How warm winters saved the communist regime from collapsing earlier

A temperature record after temperature record is being broken this week. Looking out of the window, one would hardly guess it is the middle of January, supposedly the severest month in this part of the world. The human memory is short and although we cannot deny that winters have been generally mild these last few years, warm winters are not an entirely new phenomenon.

A daily newspaper recently wrote that in the early 1970s there were four mild winters in a row and the central planners of the time started making bold prognoses regarding potential savings in the construction business and the energy sector were the climate to change.

The winter of 1974/1975 was reportedly very similar to this one. A meteorologist whom the paper interviewed said that that winter was actually the warmest since records first started being kept at Prague's Klementinum in 1775. The winter of 1974/1975 apparently was a culmination of a warm period which began in 1971. At that time, no one linked this to global warming, but reports did start emerging then that climate change could be influenced by the economic activities of humankind.

The meteorologist also said that in the 1970s the warm weather in Czechoslovakia helped mitigate a difficult energy situation at the end of the Fifth Five-Year-Plan. He says the country's energy reserves were so low then that the mild winters prevented a serious energy crisis and virtually saved the regime. Considering it was so soon after the 1968 Soviet invasion, the communist authorities needed to prove to the public that socialism was the most advantageous of political systems.
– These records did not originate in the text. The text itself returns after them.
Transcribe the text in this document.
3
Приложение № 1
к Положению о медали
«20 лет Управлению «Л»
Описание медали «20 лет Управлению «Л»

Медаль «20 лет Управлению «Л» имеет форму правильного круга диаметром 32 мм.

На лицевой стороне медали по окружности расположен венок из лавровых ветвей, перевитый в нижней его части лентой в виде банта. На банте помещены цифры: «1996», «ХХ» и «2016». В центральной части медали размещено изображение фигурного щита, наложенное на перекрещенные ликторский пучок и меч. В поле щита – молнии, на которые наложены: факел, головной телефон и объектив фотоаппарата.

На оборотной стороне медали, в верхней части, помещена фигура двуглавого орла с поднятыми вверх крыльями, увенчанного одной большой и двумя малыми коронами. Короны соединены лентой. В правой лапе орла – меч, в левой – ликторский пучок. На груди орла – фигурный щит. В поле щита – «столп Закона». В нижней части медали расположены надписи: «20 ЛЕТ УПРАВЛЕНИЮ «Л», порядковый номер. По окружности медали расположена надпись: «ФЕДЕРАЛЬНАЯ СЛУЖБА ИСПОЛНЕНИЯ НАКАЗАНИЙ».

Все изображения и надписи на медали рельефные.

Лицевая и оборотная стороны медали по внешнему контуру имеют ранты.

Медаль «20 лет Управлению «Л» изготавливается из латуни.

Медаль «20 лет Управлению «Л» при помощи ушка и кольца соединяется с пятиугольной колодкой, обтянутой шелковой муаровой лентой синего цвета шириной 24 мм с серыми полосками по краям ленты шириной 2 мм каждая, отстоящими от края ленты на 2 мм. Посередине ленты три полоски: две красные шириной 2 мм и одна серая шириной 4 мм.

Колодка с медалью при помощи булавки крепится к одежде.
At that time, the planners envisaged huge savings in the construction business, be it insulation or the thickness of roofs which would no longer be exposed to large quantities of snow. But then in the 1980s, harsh winters came back with a vengeance. It will probably forever remain speculation whether the warm winters thirty years ago postponed the impending death of communism or at least eased fears of public unrest, but it now looks almost certain that this winter will go easy on my gas bill.